Like all the popular kids in high school, we hoped inflation had already peaked. But we were wrong, just like you were wrong about high-school quarterback Russell, who’s outearning you by 3x.
Top-line inflation reached 8.6% annually in May, up 1% since April to be the highest annual inflation rate since 1981. When you strip out food and energy prices—two of the most significant contributors to inflation growth—core inflation is running at an even 6%, up 0.6% over April. Both rates came in above economist expectations—and this isn’t the type of report card where you want to exceed expectations. The data comes from today’s Consumer Price Index (CPI) report from the U.S. Bureau of Labor Statistics.
Oil prices, food, and shelter played major roles in this month’s CPI reading. On a seasonally adjusted basis, unless otherwise noted:
- Natural gas prices rose 8%, the largest monthly increase since 2005. All gas prices were up 4.1%, though they were down 6.1% in April.

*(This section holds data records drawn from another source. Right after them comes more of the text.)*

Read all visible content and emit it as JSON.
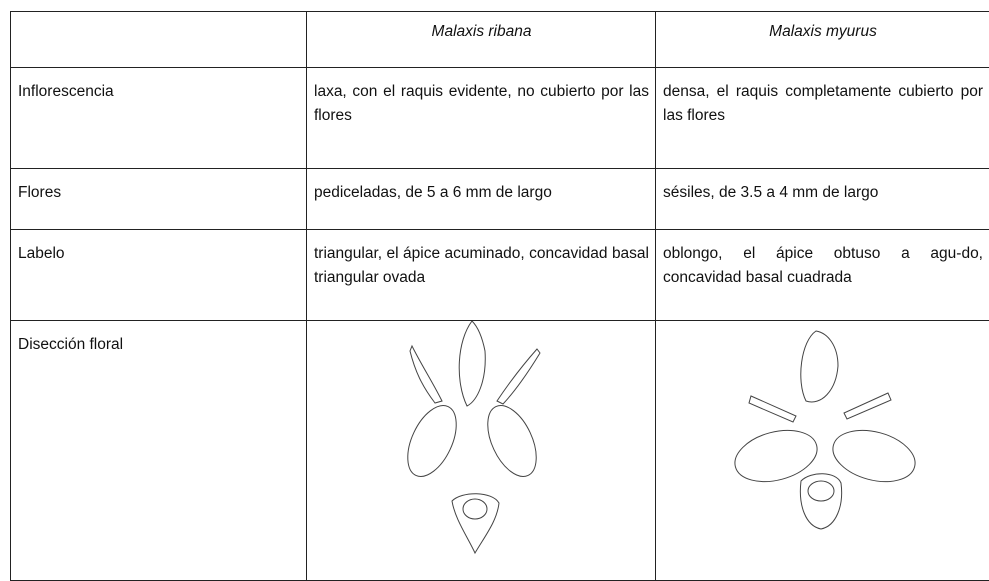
{
  "table": {
    "columns": [
      "Malaxis ribana",
      "Malaxis myurus"
    ],
    "rows": [
      {
        "label": "Inflorescencia",
        "cells": [
          "laxa, con el raquis evidente, no cubierto por las flores",
          "densa, el raquis completamente cubierto por las flores"
        ]
      },
      {
        "label": "Flores",
        "cells": [
          "pediceladas, de 5 a 6 mm de largo",
          "sésiles, de 3.5 a 4 mm de largo"
        ]
      },
      {
        "label": "Labelo",
        "cells": [
          "triangular, el ápice acuminado, concavidad basal triangular ovada",
          "oblongo, el ápice obtuso a agu-do, concavidad basal cuadrada"
        ]
      },
      {
        "label": "Disección floral"
      }
    ]
  }
}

- Energy prices rose 3.9% after falling 2.7% in April.
- Food prices rose 1.2%, with marked increases in staples like coffee (+15.3% on a non-seasonally adjusted basis) and fresh whole milk (+15.9% on a non-seasonally adjusted basis).
- The cost of shelter increased by 0.6%, the largest monthly increase since 2004.
The yield curve flattened on the whack inflation news as investors expect the Federal Reserve to continue its interest rate hikes, which are supposed to tamp inflation growth.